Having a visual presence in retail is a vital way to ensure that bricks-and-mortar stores stay relevant in the digital world of online retail and in-store automation says TP-Link retail marketing manager Simon Buckingham
In the ever-changing retail world, coupled with the challenges of the growing popularity of online purchasing, it is now more important than ever to bring your brand to life and the products within stores as much as possible. When I worked in retail (I like to call this my grassroots period now), it became harder for myself and colleagues to deal with the influx of customers towards the end of my tenure. It become more difficult as general retail staff numbers were cut, but customers of course demanded the same level of service and waiting times as before. So the question arose: how do you keep customers in stores longer and be influenced to purchase without potential human interaction?
Today’s retail environment is still this way, particularly in peak seasonal periods and weekends. The silent salesman is actually really important today, and just looking around typical consumer electronic related stores you can see that brands, including ours, our taking the next steps in almost bringing a ‘digital’ feel to the retail shop environments. One great example I have seen is in the Oxford Street John Lewis store, within the Smart Home section. The interactivity is brilliant and with the store staff being busy with other customers, I can happily play with the products and learn about them through the educational POS and video loops.
I suppose one of my main tasks at TP-Link since I joined was to help the brand adapt to this modern way of interacting with the customer, with the ultimate goal of course being to help sell the products off the shelf. Mark my words, you will struggle to sell products if they are just sat on a shelf with no education or soft sell materials to support it.

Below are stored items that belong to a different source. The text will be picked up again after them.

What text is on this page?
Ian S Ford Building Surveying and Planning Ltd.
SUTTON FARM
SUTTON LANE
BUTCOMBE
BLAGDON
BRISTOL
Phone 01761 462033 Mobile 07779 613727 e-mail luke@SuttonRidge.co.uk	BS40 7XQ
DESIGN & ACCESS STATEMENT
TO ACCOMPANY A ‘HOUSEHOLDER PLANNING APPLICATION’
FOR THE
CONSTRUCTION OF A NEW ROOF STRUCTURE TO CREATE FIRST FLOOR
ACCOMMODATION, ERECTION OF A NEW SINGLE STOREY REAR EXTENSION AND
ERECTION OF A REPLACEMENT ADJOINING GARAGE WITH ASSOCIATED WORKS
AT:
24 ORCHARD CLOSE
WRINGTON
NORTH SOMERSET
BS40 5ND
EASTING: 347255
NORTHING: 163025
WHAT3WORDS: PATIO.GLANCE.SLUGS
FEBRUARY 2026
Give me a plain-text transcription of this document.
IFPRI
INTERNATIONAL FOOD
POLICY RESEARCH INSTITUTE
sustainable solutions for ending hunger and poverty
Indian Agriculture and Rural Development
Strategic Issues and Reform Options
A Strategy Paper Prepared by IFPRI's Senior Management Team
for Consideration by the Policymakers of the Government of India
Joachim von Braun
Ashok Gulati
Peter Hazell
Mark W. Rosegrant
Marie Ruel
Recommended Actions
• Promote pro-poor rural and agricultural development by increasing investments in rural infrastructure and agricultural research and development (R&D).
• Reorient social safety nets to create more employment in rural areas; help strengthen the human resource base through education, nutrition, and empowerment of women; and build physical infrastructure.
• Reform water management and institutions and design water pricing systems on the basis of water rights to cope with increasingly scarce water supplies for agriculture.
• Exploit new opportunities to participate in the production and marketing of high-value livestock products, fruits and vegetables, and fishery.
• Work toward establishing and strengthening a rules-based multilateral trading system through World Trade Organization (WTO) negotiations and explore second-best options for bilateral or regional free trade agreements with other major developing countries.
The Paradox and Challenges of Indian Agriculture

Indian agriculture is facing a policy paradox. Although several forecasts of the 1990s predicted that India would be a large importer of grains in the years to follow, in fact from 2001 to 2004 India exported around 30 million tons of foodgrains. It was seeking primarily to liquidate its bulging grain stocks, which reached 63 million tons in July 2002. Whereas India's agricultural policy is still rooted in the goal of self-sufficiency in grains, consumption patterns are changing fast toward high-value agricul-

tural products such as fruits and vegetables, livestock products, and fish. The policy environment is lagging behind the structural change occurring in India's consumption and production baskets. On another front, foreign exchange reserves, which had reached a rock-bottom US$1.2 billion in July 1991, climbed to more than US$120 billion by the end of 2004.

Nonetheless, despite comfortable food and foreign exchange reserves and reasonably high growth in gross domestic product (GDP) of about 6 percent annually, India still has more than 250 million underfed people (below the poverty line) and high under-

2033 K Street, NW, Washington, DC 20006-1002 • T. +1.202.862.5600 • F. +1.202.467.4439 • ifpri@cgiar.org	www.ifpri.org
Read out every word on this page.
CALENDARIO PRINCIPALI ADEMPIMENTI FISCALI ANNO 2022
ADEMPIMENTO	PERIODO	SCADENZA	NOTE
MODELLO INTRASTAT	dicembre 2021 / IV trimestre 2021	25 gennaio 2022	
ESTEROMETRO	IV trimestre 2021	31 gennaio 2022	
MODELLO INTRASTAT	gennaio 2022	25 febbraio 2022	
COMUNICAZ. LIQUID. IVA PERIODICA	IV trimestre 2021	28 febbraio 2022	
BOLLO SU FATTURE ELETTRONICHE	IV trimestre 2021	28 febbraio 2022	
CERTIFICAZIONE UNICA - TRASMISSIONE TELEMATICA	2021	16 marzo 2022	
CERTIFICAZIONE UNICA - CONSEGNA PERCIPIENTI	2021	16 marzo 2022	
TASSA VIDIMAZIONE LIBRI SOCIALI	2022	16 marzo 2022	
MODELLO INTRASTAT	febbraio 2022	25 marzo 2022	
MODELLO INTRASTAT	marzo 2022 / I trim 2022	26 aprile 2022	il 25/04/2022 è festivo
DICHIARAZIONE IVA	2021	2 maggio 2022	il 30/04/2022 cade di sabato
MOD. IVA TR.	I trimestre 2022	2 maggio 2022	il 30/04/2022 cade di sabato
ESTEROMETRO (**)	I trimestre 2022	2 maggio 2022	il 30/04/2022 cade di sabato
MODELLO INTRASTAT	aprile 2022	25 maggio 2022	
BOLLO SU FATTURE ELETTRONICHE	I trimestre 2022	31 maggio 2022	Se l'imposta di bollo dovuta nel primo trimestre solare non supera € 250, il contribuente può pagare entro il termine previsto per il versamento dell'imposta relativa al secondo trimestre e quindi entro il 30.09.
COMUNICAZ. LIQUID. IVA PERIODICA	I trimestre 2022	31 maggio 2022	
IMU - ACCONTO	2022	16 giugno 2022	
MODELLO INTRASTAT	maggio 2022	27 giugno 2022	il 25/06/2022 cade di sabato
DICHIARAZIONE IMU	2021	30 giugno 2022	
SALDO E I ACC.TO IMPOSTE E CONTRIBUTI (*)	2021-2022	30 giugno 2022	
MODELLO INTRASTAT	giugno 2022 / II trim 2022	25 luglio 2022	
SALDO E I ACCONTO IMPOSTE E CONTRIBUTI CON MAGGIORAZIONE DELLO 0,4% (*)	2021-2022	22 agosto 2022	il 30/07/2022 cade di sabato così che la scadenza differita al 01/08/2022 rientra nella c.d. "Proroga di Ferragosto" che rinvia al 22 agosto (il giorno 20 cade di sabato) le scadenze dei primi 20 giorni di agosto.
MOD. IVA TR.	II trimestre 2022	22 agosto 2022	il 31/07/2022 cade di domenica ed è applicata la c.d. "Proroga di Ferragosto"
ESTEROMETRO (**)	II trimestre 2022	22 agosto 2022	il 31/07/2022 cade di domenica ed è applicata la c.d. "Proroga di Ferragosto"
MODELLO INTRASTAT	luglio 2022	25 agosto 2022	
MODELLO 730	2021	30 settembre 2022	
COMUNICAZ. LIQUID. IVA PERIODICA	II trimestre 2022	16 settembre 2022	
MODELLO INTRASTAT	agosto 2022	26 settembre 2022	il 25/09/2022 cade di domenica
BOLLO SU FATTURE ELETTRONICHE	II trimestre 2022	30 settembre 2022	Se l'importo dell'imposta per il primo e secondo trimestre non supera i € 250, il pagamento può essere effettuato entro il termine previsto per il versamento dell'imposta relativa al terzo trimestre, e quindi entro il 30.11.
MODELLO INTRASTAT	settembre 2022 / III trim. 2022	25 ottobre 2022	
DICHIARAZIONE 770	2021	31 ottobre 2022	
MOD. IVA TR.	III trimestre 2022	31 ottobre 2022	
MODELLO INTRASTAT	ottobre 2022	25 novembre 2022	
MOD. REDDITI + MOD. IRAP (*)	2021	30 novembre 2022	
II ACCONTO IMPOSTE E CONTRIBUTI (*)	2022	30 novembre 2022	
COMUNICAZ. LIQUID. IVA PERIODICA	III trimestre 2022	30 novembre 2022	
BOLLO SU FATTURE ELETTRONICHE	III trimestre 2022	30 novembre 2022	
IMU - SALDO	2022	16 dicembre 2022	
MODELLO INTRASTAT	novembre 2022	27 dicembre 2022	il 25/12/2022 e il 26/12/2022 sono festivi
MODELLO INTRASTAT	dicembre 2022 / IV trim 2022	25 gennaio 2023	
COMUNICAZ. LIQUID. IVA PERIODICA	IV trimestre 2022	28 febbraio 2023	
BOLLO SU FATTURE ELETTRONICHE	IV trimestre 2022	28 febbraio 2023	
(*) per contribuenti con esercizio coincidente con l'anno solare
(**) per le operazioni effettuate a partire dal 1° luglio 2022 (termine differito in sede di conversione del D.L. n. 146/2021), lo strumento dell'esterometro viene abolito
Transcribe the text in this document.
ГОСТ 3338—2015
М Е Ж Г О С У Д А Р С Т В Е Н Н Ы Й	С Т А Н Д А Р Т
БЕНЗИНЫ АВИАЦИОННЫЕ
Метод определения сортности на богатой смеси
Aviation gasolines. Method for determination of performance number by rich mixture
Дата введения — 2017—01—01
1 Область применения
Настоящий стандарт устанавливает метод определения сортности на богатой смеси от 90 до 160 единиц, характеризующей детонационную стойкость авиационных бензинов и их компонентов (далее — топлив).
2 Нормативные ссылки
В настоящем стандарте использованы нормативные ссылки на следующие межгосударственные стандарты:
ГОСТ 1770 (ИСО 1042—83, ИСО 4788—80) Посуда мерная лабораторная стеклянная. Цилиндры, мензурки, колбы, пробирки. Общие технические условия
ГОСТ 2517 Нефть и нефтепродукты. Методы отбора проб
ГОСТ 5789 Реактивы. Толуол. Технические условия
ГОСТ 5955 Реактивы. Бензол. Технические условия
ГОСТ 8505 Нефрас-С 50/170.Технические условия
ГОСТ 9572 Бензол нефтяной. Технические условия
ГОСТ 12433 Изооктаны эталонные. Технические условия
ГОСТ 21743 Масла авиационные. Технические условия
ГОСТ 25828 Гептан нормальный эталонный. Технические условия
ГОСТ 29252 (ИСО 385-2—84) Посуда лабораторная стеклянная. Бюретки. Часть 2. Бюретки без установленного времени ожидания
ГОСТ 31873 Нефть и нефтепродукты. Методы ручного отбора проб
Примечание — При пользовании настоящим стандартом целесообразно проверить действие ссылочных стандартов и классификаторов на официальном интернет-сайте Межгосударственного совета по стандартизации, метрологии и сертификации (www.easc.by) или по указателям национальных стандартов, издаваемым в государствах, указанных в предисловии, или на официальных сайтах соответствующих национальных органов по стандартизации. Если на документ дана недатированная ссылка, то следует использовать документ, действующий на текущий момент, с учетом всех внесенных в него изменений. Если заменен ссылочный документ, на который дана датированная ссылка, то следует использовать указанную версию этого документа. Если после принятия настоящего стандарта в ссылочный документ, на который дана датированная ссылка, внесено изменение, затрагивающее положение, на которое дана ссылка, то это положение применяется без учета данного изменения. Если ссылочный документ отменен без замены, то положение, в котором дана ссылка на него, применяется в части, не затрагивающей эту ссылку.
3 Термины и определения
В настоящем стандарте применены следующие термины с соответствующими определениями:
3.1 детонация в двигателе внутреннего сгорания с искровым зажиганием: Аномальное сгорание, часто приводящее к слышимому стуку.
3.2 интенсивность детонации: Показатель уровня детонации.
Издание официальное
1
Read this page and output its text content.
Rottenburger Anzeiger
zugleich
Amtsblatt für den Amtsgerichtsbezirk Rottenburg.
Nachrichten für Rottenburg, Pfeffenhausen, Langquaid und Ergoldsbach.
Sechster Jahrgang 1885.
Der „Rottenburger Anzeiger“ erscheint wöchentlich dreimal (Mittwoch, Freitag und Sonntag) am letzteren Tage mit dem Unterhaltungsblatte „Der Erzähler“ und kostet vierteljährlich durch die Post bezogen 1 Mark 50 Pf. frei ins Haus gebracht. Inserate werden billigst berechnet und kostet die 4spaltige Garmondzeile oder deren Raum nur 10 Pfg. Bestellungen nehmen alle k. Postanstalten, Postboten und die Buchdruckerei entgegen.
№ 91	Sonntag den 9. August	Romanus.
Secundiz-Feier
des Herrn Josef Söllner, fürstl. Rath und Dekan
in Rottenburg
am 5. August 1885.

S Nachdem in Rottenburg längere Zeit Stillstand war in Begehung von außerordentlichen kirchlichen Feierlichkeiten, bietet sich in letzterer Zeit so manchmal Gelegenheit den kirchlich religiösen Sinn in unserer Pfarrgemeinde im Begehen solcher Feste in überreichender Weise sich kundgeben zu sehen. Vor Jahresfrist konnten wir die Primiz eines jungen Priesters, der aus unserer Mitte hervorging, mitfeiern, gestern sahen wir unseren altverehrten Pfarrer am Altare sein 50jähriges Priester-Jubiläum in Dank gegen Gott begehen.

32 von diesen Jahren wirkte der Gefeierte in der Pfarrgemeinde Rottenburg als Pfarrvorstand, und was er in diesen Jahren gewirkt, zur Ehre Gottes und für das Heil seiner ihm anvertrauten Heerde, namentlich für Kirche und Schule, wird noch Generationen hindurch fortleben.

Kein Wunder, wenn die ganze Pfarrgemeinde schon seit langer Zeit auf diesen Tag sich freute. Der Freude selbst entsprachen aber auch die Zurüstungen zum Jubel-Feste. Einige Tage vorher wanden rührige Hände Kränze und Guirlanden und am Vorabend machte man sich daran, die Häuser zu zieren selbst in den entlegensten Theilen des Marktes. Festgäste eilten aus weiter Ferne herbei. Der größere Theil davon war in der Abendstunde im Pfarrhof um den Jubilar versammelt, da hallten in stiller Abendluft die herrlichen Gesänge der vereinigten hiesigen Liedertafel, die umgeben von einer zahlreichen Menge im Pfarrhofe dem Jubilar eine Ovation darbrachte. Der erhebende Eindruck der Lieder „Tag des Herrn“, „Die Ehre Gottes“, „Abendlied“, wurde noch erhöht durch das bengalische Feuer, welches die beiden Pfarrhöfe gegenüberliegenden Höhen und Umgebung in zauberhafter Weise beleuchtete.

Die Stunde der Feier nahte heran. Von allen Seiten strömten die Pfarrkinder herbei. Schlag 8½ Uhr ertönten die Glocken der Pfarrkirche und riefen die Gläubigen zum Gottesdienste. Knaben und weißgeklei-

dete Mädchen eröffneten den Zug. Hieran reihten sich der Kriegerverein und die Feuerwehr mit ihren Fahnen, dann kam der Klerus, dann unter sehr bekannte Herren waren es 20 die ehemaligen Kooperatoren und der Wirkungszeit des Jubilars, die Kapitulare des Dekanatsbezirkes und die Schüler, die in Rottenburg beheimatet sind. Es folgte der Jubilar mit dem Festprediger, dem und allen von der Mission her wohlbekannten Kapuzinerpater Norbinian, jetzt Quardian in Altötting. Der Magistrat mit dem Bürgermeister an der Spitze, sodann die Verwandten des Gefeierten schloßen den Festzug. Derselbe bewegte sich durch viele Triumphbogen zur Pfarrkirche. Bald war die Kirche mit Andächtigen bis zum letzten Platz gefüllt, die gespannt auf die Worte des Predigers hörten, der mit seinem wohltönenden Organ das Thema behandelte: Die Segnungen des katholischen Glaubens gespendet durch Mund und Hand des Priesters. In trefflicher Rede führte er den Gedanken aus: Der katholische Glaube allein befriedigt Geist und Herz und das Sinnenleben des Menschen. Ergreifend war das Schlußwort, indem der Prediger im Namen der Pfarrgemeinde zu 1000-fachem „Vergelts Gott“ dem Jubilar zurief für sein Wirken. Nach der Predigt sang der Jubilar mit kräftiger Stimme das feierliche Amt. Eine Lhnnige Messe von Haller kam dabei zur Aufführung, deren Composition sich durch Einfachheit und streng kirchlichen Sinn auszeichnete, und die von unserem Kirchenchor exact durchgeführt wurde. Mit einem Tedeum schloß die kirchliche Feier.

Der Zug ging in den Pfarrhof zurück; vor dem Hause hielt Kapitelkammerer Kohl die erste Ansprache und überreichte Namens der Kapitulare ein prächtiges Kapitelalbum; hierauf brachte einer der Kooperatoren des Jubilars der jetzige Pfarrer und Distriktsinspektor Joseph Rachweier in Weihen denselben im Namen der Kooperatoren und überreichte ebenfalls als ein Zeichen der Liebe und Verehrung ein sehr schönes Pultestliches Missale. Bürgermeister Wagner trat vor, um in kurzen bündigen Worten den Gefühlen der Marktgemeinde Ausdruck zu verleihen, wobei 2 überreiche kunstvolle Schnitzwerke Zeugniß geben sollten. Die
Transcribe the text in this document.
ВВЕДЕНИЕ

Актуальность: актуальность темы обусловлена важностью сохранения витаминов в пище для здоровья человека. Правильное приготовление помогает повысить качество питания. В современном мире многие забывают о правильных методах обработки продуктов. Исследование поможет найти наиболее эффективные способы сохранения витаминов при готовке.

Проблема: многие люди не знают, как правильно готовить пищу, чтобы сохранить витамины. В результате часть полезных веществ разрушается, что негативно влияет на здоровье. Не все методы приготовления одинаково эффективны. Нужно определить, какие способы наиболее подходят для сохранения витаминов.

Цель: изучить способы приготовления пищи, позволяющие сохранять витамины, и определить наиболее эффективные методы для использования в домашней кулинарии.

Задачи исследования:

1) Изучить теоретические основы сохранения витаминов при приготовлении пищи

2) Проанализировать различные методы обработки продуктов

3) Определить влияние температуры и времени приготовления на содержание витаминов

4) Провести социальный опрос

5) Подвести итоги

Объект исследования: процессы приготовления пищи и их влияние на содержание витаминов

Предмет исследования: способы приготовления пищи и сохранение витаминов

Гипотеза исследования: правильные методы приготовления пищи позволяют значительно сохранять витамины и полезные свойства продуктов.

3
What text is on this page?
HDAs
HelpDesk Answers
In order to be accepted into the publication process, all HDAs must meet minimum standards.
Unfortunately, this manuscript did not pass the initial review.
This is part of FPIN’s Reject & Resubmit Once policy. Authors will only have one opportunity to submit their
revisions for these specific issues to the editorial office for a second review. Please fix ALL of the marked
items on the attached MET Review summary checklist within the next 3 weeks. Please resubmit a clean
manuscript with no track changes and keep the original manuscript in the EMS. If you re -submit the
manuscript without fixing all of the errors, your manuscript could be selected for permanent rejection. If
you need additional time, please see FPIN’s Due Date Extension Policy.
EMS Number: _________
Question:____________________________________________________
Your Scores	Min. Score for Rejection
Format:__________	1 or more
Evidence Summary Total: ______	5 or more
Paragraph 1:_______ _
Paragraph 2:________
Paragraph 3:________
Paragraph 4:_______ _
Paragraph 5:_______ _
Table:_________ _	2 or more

I spend a good amount of my time, around once or twice a month, doing store visits. This is not just to check our brand and products, but also to see what competitors are up to, or even general brands not associated with our industry. I think it is really important in today’s retail world to step up otherwise you can see yourselves slipping behind others very quickly. One key result also from this will be that retail shops will still be around and needed, keeping as many jobs running for as long as possible.
In the future I would expect to see technology being used more in the retail space, so that even fashion retailers will potentially delve into an interactive experience. This will perhaps incorporate walking up to a digital mirror and seeing store items on you digitally to decide what it might look like before you go to look for it properly. I for one love retail and am excited about playing my part in helping to keep it going and growing alongside online shopping platforms.